Terri Harper is a good human interest story. Before she was coaxed out of retirement in 2017, she was peeling potatoes in a fish and chips shop in her hometown of Denaby in County Yorkshire. As for her next fight, she now has three apparent options: a unification fight with Poland’s Ewa Brodnicka, the WBO belt-holder and a recent Matchroom signee, a match with Mikaela Mayer (Brodnicka’s “mandatory”), or a rematch with Natasha Jonas. Whatever develops, her next match will be eagerly anticipated.

Other Bouts

The fight between Chris Billam-Smith and Nathan Thorley, which actually went second in the bout order, was a soft defense for Billam-Smith. Trained by Shane McGuigan, Billam-Smith (11-1, 10 KOs) blasted out Thorley in the second round. He ended the one-sided scrap with a short right hand as Thorley was boring in, knocking him to his knees. Thorley beat the count, but his legs were unsteady and the referee properly stopped it.
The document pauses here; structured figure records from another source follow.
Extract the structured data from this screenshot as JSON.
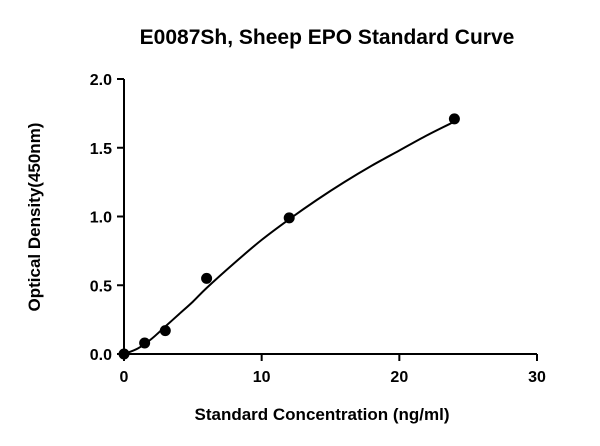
{
  "chart_data": {
    "type": "scatter",
    "title": "E0087Sh, Sheep EPO Standard Curve",
    "xlabel": "Standard Concentration (ng/ml)",
    "ylabel": "Optical Density(450nm)",
    "xlim": [
      0,
      30
    ],
    "ylim": [
      0,
      2.0
    ],
    "x_ticks": [
      0,
      10,
      20,
      30
    ],
    "x_tick_labels": [
      "0",
      "10",
      "20",
      "30"
    ],
    "y_ticks": [
      0,
      0.5,
      1.0,
      1.5,
      2.0
    ],
    "y_tick_labels": [
      "0.0",
      "0.5",
      "1.0",
      "1.5",
      "2.0"
    ],
    "grid": false,
    "points": [
      {
        "x": 0,
        "y": 0.0
      },
      {
        "x": 1.5,
        "y": 0.08
      },
      {
        "x": 3,
        "y": 0.17
      },
      {
        "x": 6,
        "y": 0.55
      },
      {
        "x": 12,
        "y": 0.99
      },
      {
        "x": 24,
        "y": 1.71
      }
    ],
    "fit_curve": {
      "x": [
        0,
        1,
        2,
        3,
        4,
        5,
        6,
        8,
        10,
        12,
        14,
        16,
        18,
        20,
        22,
        24
      ],
      "y": [
        0.0,
        0.04,
        0.11,
        0.2,
        0.29,
        0.38,
        0.48,
        0.66,
        0.83,
        0.98,
        1.12,
        1.25,
        1.37,
        1.48,
        1.59,
        1.69
      ]
    }
  }
}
A 27-year-old Welshman, Thorley came in undefeated (14-0), but he had been feasting on slop – his previous opponents were collectively 106-549 – and the result wasn’t unexpected. The official time was 2:05.

In a 10-round contest in the super-welterweight division, Liverpool’s Anthony Fowler, another Shane McGuigan protégé, improved to 13-1 (10) with a seventh-round stoppage of game but out-gunned Adam Harper (9-2). Fowler, a gold medal winner at the 2014 Commonwealth Games as a middleweight, had no fear of the light-punching Harper and was in full control from the get-go. His lone defeat came by split decision to rising contender Scott Fitzgerald.

In a featherweight contest, 20-year-old Leeds southpaw Ivan “Hopey” Price improved to 3-0 with a 6-round shutout over Jonny Phillips (5-5).

A fifth fight, a scheduled 8-round clash between lightweights Kane Baker and Aqib Fiaz, was canceled when Fiaz took ill.